Brant
About forty years ago, after years of being closed, the season
opened up for Atlantic brant along the northeast coast. The loss of eel grass caused the demise of
the sea goose, but with the grass beds returning the birds flourished.
We used to hunt a salt marsh on the north side of Cape Cod,
and we would see the strings of brant trading back and forth out over the
ocean. The thought of getting a chance
to hunt them seemed mighty exciting.
Nobody offered brant decoys back in those days though.
My father owned a tree care business, and one of his crews
came in at the end ofone day with an enormous white cedar trunk. They were going to take it to the dump, but
thought somebody might be able to use it.
I snatched the log and found a chain saw, and started whittling
away. Pretty soon there were four brant
bodies roughed out. Using a big sander,
I smoothed out the saw marks, and then got down to carving some heads out of
pine. The following day I started
painting them.
Hiding behind that log we waited for a flock of brant.
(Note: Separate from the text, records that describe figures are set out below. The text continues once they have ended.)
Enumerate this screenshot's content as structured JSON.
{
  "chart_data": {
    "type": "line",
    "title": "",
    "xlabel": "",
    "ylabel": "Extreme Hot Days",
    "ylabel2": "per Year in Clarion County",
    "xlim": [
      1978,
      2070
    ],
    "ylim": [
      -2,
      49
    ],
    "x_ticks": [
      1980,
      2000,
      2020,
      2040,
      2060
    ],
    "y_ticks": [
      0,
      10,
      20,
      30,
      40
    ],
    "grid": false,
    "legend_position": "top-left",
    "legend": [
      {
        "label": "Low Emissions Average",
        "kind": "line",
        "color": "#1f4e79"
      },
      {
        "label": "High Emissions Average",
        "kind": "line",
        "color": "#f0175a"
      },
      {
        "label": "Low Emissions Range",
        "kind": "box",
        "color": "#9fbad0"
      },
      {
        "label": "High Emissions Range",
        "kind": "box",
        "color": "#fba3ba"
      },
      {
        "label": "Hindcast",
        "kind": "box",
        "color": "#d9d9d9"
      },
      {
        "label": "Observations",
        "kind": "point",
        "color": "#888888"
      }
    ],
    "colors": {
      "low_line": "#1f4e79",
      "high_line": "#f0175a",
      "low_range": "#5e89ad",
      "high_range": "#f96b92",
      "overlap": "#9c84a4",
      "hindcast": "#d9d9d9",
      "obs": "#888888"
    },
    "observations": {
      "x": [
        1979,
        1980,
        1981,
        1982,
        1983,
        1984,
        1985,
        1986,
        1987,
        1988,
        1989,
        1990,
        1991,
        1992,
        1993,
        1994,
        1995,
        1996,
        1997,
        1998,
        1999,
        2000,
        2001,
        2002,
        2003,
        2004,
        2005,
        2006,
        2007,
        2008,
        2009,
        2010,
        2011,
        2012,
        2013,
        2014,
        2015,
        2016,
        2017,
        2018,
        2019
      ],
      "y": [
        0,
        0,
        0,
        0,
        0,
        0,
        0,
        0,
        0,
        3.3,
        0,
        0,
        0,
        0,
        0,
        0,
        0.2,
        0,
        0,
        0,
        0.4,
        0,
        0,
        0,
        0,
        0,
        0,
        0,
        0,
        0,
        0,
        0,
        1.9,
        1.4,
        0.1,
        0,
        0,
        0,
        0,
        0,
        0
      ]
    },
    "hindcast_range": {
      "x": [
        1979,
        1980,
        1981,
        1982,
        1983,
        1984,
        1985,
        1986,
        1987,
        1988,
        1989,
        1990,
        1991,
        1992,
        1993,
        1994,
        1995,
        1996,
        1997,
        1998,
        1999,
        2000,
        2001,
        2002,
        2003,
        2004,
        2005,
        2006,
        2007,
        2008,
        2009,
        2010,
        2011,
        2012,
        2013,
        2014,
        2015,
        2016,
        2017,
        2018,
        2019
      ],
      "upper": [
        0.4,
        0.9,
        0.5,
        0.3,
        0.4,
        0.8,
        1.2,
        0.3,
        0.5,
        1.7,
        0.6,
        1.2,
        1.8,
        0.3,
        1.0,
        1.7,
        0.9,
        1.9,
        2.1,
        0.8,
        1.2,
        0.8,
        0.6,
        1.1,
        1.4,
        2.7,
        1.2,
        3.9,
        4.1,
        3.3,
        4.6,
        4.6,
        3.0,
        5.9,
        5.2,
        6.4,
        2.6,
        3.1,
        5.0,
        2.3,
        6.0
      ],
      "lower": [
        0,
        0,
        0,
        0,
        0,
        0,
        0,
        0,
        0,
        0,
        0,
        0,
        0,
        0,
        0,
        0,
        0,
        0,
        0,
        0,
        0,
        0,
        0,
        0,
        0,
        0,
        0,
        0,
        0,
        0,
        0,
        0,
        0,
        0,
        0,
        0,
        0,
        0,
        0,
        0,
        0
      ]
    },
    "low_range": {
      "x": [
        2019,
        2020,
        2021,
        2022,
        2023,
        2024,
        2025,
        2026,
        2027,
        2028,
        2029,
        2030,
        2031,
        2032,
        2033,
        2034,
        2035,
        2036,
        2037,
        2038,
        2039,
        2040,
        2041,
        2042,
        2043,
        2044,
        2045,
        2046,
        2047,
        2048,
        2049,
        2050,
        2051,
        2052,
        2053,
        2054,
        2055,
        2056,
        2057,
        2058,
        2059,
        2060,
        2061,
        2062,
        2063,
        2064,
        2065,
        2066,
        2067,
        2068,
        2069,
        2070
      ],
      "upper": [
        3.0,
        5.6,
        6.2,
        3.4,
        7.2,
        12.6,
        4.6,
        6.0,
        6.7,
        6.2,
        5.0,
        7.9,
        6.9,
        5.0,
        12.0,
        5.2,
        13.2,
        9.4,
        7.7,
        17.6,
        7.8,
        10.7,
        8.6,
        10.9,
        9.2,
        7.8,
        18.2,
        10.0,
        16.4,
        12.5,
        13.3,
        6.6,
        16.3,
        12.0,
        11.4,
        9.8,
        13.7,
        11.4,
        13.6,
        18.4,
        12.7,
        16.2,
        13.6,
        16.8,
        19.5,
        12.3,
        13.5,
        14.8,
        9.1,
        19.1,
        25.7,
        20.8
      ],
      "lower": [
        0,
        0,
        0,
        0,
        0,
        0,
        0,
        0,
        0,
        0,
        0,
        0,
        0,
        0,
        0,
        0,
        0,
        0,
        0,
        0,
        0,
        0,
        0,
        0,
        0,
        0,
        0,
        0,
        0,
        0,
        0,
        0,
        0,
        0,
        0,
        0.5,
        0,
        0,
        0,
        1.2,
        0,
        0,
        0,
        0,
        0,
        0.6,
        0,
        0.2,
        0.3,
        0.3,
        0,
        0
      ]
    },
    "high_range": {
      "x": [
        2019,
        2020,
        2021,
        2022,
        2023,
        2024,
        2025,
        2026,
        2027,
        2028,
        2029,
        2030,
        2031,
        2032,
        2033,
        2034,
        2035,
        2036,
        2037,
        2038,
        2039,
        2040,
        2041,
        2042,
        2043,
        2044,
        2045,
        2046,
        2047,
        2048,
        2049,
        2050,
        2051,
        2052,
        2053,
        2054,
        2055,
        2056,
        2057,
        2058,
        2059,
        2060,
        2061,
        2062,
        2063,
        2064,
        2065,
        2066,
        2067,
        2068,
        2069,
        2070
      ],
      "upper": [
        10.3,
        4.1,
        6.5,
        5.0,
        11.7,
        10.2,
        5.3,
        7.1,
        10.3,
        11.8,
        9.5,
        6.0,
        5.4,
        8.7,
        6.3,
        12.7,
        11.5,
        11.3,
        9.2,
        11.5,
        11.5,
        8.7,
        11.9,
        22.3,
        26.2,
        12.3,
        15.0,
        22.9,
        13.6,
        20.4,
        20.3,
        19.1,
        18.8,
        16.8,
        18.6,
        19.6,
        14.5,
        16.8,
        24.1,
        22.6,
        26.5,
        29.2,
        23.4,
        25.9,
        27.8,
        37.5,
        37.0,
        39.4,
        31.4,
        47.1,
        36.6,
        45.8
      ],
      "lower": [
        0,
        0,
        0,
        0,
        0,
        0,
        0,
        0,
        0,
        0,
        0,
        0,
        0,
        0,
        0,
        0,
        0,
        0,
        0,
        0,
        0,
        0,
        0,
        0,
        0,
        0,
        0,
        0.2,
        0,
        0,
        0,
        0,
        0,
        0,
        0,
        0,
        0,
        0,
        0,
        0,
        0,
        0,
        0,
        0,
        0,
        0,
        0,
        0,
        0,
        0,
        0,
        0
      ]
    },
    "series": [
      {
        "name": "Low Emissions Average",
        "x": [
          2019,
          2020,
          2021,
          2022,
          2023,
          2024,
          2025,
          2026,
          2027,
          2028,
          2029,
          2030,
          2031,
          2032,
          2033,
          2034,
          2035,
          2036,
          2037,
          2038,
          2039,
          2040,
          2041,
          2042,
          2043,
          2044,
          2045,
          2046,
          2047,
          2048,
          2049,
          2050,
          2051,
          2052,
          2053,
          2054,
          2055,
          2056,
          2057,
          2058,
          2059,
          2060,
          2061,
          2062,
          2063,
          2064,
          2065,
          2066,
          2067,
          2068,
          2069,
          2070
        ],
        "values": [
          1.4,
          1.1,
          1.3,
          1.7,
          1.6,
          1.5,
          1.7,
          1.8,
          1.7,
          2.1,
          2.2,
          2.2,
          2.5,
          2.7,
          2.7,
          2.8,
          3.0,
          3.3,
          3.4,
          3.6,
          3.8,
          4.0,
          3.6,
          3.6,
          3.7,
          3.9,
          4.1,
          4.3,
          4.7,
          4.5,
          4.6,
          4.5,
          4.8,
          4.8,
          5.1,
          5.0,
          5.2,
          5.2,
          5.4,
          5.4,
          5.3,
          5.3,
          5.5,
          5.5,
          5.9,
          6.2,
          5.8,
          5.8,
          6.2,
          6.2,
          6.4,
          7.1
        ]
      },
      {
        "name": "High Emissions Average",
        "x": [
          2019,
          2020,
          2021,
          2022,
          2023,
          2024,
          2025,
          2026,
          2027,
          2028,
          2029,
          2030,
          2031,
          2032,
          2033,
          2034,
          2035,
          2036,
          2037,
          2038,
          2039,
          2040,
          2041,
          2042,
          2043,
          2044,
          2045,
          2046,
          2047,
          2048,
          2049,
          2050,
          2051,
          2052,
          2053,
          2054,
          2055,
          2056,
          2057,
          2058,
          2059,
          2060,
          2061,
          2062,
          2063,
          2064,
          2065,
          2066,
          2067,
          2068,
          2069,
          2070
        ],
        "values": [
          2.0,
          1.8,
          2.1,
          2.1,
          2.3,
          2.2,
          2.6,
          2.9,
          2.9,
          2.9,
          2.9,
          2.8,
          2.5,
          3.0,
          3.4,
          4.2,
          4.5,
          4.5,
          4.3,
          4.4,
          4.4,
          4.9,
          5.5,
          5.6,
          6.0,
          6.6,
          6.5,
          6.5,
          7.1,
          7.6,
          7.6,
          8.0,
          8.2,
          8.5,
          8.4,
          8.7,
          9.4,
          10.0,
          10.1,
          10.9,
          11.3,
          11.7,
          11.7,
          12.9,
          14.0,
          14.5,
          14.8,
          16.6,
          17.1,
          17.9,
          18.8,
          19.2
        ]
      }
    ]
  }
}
When a bunch of about eight finally passed I
gave them one sharp honk from a goose call, not the her-onk that I used on
Canadian geese.
The brant reacted as if we had them on a fishing line. They turned and came right toward us and we
each shot one. The Brittany ran into the
sea and swam out to retrieve them one at a time. Things couldn’t have worked out better.
And in case you’re
wondering, they tasted delicious, just like black ducks.